Abstract

Abstract Through our first repeated interaction with books, we come to recognize recurring elements in these experiences, such as verso and recto pages, covers, spine, etc., and relationships between these elements (front/back, part/whole, etc.). Such interactions enable us to construct abstracted mental representations of the book, which are simpler than any single physical instantiation, but indicative of many other books. This schematization provides the basis for a range of structures and pathways that can be linked, or mapped, onto text and imagery in both conventional and unconventional ways. Through metaphor and metonymy, basic concepts evoked by schematic book-form can link with words and images to make new meaning. Therefore, rather than thinking of the book page as simply a substrate onto which the printed word is inscribed, it can be understood, for example, as a slice of time and/or space, and such an understanding provides opportunities for making associations with text and imagery.
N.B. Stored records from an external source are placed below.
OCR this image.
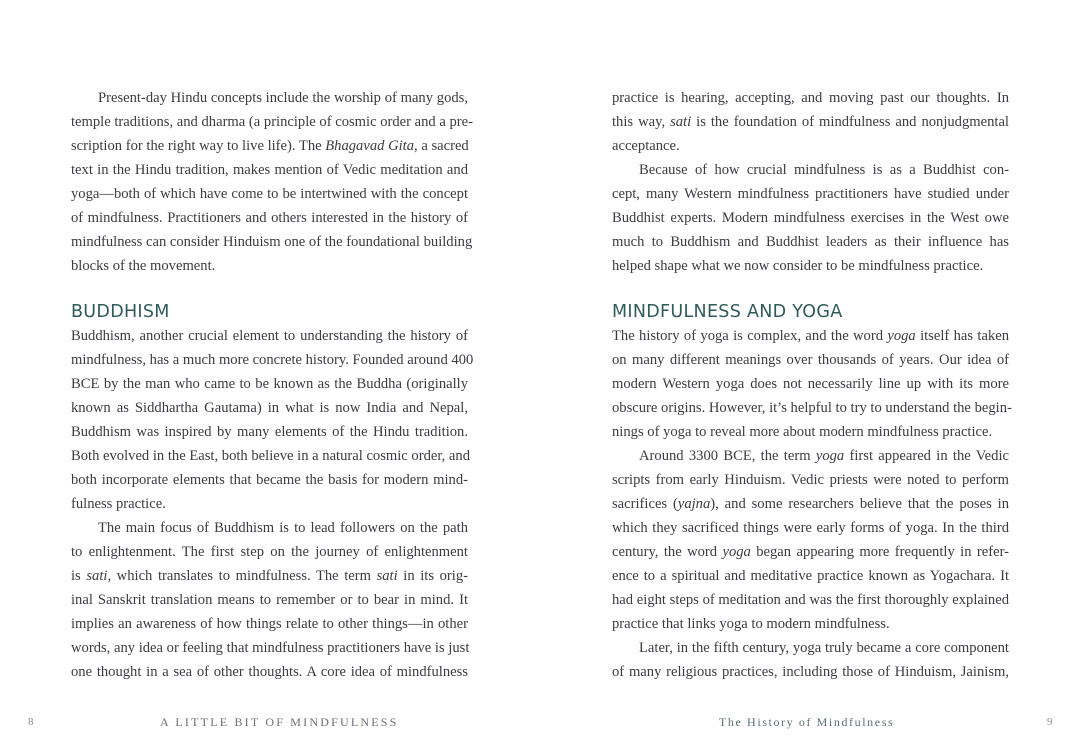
Present-day Hindu concepts include the worship of many gods,
temple traditions, and dharma (a principle of cosmic order and a pre-
scription for the right way to live life). The Bhagavad Gita, a sacred
text in the Hindu tradition, makes mention of Vedic meditation and
yoga—both of which have come to be intertwined with the concept
of mindfulness. Practitioners and others interested in the history of
mindfulness can consider Hinduism one of the foundational building
blocks of the movement.
BUDDHISM
Buddhism, another crucial element to understanding the history of
mindfulness, has a much more concrete history. Founded around 400
BCE by the man who came to be known as the Buddha (originally
known as Siddhartha Gautama) in what is now India and Nepal,
Buddhism was inspired by many elements of the Hindu tradition.
Both evolved in the East, both believe in a natural cosmic order, and
both incorporate elements that became the basis for modern mind-
fulness practice.
The main focus of Buddhism is to lead followers on the path
to enlightenment. The first step on the journey of enlightenment
is sati, which translates to mindfulness. The term sati in its orig-
inal Sanskrit translation means to remember or to bear in mind. It
implies an awareness of how things relate to other things—in other
words, any idea or feeling that mindfulness practitioners have is just
one thought in a sea of other thoughts. A core idea of mindfulness
8	A LITTLE BIT OF MINDFULNESS
practice is hearing, accepting, and moving past our thoughts. In
this way, sati is the foundation of mindfulness and nonjudgmental
acceptance.
Because of how crucial mindfulness is as a Buddhist con-
cept, many Western mindfulness practitioners have studied under
Buddhist experts. Modern mindfulness exercises in the West owe
much to Buddhism and Buddhist leaders as their influence has
helped shape what we now consider to be mindfulness practice.
MINDFULNESS AND YOGA
The history of yoga is complex, and the word yoga itself has taken
on many different meanings over thousands of years. Our idea of
modern Western yoga does not necessarily line up with its more
obscure origins. However, it’s helpful to try to understand the begin-
nings of yoga to reveal more about modern mindfulness practice.
Around 3300 BCE, the term yoga first appeared in the Vedic
scripts from early Hinduism. Vedic priests were noted to perform
sacrifices (yajna), and some researchers believe that the poses in
which they sacrificed things were early forms of yoga. In the third
century, the word yoga began appearing more frequently in refer-
ence to a spiritual and meditative practice known as Yogachara. It
had eight steps of meditation and was the first thoroughly explained
practice that links yoga to modern mindfulness.
Later, in the fifth century, yoga truly became a core component
of many religious practices, including those of Hinduism, Jainism,
The History of Mindfulness	9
Consequently, the book is not necessarily a neutral carrier of meaning but can prompt the reader to think in particular ways about how information is presented. This article will explore the book-form as a source of schematic structure that can be linked and blended with other elements to instantiate texts in diverse and creative ways. Using ideas from conceptual metaphor theory and conceptual blending theory, it will focus on one metaphorical understanding of the book: book as a tunnel, to highlight possibilities for integrating the physical and visual forms of books with book texts. The tunnel book is a format that has been explored by book artists in which apertures are cut into pages, suggesting movement through, rather than around pages. This article discusses a book that utilizes the notion of cutting through a book, but instead, seeks to evoke this effect through imagery and the conventional codex rather than by piercing the book page and utilizing the tunnel book format. I provide an account of how a sense of moving through a tunnel is projected onto experiences of moving through a book. I also discuss the ways in which these two parallel experiences can be blended with other metaphorical journeys, in this case progression through a course of postgraduate study.